Un entretien de ce genre ! hum !

George, trop déconcerté pour pouvoir parler, murmure seulement en agitant les bras. C’est si soudain, vous comprenez. L’autre, tout en se chauffant le dos au feu, continue. L’affaire de pâte de bois à deux doigts de la faillite. Le commerce des fruits conservés au bout de son rouleau… « Vous avez peur, dit-il, mais la loi n’est faite que pour faire peur aux imbéciles… » Et il lui explique comment on pourrait couler le navire en toute sécurité au loin.

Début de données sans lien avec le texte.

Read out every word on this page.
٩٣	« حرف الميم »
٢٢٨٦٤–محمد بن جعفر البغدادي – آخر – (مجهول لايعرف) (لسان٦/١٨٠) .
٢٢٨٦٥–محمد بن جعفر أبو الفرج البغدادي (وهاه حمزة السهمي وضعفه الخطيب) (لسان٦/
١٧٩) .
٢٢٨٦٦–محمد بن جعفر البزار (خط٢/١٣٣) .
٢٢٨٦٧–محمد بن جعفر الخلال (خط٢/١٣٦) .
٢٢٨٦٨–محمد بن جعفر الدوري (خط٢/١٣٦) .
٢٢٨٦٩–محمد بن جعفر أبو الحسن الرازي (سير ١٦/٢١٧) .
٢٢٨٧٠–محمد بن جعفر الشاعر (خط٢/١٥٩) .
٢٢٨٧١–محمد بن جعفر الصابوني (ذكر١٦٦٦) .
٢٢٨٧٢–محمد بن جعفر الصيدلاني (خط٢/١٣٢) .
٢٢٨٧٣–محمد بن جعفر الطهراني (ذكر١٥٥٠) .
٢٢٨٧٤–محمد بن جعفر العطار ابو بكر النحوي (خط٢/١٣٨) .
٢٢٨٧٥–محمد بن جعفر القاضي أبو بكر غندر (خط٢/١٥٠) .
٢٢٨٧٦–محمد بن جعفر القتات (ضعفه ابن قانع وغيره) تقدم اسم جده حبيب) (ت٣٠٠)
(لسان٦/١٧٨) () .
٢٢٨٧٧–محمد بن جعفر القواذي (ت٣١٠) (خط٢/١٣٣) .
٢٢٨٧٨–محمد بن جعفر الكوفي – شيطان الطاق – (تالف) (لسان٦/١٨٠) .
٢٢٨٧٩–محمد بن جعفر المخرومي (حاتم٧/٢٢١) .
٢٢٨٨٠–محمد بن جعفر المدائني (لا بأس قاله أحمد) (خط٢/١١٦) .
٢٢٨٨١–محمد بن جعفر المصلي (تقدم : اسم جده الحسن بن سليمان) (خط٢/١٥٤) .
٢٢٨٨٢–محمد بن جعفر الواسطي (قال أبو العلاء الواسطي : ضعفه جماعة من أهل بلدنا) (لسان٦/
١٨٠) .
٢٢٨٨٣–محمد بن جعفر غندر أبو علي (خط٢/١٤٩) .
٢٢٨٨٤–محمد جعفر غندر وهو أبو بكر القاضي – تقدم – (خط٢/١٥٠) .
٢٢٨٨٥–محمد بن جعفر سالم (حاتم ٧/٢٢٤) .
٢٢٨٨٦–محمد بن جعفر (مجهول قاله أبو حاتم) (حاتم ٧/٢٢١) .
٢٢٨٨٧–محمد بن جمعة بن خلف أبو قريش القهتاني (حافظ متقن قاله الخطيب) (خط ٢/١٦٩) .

Des primes payées depuis tant, tant d’années. Ça n’éveillerait pas le moindre soupçon. Et puis, zut, après tout. Il faut bien qu’un navire finisse un jour ou l’autre.

— Je n’ai pas peur, dit George Dunbar, je suis indigné.

Cloete bouillait de rage au fond de lui-même. La chance de toute sa vie, sa chance. Et il reprit doucement : « Votre femme sera beaucoup plus indignée encore quand vous lui demanderez de quitter votre jolie maison et de vous entasser dans deux pièces sur une cour, avec les enfants aussi peut-être… »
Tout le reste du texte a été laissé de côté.